Color Blindness – Causes, Risk Factors, and Management.

Introduction

Color blindness is a genetic condition caused by a difference in how one or more of the light-sensitive cells found in the retina of the eye respond to certain colors. These cells, called cones, sense wavelengths of light, and enable the retina to distinguish between colors. This difference in sensitivity in one or more cones can make a person color blind.

Difference between vision of normal and color blindness

Color blindness is also called a color vision problem. A color vision problem can change your life. It may make it harder to learn and read, and you may not be able to have certain careers. But children and adults with color vision problems can learn to make up for their problems seeing color.

What are the different types of color blindness?

The most common types of color blindness are inherited. They are the result of defects in the genes that contain the instructions for making the photo pigments found in cones. Depending on the type of defect and the cone that is affected problems can arise with red, green, or blue color vision.

Red-Green Color Blindness

The most common types of hereditary color blindness are due to the loss or limited function of red cone (known as protan) or green cone (deutran) photopigments. This kind of color blindness is commonly referred to as red-green color blindness.

Protanomaly: In males with protanomaly, the red cone photopigment is abnormal. Red, orange, and yellow appear greener and colors are not as bright. This condition is mild and doesn’t usually interfere with daily living. Protanomaly is an X-linked disorder.

Protanopia: In males with protanopia, there are no working red cone cells. Red appears as black. Certain shades of orange, yellow, and green all appear as yellow. Protanopia is an X-linked disorder.

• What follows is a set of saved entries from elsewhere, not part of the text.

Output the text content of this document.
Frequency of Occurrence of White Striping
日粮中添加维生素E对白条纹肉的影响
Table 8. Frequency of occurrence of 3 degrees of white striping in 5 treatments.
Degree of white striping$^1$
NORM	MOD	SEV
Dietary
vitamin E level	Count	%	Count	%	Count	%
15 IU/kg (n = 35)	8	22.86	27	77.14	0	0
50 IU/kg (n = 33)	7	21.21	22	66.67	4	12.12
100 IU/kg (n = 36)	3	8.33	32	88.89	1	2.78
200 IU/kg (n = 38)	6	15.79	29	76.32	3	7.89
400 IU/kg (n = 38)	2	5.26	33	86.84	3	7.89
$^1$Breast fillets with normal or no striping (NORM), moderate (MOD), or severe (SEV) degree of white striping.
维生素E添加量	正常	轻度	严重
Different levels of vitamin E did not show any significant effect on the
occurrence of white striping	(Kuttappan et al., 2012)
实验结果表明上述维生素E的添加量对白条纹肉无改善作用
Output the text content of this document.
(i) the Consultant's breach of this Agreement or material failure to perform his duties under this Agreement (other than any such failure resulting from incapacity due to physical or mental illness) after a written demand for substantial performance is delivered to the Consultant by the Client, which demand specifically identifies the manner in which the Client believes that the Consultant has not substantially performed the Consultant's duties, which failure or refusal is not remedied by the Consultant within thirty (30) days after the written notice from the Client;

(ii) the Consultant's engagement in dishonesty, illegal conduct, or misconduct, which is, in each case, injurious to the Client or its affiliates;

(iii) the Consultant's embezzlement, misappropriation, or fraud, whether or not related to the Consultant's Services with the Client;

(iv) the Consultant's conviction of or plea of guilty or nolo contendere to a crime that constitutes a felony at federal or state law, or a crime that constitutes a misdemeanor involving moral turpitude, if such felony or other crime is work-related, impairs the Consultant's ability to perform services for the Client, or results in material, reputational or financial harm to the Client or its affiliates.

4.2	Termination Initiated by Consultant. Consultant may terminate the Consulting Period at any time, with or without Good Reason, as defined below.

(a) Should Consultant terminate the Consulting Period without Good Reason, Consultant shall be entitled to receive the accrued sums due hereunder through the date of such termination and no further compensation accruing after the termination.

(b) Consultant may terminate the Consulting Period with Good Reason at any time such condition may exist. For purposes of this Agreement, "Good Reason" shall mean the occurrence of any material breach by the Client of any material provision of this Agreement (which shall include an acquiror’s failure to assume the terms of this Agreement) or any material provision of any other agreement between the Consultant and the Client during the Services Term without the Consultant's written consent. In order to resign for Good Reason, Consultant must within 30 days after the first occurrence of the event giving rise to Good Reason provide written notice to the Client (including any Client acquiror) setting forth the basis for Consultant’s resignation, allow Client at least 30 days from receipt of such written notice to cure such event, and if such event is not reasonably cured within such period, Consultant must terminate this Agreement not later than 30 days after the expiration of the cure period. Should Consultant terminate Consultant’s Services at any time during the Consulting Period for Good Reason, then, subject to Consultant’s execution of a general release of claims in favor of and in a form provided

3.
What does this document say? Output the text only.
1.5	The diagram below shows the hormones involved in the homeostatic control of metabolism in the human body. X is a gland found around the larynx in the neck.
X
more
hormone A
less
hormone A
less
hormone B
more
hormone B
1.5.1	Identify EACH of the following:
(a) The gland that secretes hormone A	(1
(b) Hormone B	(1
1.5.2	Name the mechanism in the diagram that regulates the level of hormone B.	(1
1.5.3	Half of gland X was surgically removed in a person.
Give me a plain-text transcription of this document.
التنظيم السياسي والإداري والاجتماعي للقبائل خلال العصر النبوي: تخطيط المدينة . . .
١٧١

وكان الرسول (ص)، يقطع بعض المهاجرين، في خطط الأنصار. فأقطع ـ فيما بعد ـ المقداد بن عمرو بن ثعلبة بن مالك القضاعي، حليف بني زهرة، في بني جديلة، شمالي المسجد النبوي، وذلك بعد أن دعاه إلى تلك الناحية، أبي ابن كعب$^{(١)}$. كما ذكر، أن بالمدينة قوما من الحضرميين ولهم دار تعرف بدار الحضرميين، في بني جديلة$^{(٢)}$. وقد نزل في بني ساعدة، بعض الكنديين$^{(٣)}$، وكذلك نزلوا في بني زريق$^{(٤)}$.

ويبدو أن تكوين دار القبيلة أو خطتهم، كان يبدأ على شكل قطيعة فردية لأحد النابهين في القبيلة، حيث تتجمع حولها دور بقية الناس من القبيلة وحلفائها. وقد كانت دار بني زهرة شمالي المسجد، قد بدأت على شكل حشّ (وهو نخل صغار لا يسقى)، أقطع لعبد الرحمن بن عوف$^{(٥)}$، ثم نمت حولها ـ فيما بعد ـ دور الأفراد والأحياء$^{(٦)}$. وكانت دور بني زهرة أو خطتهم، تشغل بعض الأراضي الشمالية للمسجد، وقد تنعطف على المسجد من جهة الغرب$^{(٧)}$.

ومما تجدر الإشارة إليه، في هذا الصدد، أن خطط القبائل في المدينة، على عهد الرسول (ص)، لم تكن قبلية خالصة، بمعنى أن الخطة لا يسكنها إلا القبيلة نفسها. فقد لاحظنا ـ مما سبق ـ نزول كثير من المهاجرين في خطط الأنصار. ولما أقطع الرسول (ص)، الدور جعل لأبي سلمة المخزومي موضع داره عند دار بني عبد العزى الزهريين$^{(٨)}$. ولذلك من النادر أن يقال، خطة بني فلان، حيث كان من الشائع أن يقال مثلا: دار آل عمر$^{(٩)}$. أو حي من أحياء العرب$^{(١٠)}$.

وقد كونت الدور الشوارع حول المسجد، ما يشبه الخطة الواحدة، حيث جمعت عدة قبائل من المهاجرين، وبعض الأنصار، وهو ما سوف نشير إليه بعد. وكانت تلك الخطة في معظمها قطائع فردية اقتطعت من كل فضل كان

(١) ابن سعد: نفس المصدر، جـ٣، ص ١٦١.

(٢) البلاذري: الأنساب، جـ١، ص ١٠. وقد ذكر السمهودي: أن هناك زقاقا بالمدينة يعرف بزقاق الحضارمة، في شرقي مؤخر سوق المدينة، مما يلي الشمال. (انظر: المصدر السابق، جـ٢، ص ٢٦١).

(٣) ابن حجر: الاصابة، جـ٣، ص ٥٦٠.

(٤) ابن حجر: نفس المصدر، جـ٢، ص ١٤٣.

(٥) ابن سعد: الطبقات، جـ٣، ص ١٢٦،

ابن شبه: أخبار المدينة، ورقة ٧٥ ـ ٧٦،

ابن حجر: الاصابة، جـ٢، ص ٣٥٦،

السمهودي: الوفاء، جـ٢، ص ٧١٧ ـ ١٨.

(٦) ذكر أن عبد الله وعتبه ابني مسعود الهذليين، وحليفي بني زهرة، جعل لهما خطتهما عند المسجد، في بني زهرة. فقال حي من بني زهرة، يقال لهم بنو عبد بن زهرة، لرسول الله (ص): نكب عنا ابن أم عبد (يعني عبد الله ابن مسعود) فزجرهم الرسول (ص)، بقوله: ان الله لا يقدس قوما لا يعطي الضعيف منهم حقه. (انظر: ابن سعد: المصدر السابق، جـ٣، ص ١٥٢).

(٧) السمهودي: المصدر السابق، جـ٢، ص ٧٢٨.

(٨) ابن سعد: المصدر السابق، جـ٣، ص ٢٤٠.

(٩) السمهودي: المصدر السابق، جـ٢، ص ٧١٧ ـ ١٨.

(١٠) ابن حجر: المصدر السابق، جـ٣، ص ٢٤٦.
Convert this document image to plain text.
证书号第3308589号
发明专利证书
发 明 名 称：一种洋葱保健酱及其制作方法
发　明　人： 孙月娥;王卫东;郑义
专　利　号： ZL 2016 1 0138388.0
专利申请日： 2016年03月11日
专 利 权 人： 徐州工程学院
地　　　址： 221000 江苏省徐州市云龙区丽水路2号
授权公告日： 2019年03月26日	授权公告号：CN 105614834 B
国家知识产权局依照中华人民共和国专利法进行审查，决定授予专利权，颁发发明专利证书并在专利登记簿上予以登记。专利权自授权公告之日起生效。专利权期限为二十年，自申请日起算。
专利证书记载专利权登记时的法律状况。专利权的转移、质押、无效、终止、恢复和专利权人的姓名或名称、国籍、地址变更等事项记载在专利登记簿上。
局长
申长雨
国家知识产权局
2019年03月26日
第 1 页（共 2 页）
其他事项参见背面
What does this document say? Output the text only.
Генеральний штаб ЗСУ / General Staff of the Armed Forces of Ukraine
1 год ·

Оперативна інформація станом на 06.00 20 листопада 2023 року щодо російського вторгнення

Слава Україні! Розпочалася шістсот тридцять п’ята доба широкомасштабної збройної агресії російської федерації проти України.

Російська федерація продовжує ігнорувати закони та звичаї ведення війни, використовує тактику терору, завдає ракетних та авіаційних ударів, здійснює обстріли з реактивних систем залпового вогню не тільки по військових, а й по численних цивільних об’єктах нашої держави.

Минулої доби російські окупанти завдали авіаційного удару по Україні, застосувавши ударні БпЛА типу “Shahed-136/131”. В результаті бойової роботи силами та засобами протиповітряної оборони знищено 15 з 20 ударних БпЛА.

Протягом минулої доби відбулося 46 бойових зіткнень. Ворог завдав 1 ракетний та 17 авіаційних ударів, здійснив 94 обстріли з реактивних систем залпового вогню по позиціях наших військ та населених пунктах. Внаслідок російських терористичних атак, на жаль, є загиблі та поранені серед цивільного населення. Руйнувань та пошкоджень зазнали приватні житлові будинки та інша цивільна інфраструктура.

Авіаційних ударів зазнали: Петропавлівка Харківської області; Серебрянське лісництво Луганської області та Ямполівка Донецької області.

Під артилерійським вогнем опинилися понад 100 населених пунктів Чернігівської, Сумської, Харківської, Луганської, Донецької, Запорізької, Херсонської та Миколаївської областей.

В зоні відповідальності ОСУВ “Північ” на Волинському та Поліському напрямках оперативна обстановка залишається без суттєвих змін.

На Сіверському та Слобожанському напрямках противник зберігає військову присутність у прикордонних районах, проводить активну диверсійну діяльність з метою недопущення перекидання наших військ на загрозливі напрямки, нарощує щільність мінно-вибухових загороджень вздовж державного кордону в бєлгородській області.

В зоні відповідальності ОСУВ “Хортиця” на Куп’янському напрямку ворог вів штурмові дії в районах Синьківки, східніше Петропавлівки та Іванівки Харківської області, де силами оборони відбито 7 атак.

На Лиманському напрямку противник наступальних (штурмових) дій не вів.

Deuteranomaly: In males with deuteranomaly, the green cone photopigment is abnormal. Yellow and green appear redder and it is difficult to tell violet from blue. This condition is mild and doesn’t interfere with daily living. Deuteranomaly is the most common form of color blindness and is an X-linked disorder.

Deuteranopia: In males with deuteranopia, there are no working green cone cells. They tend to see reds as brownish-yellow and greens as beige. Deuteranopia is an X-linked disorder.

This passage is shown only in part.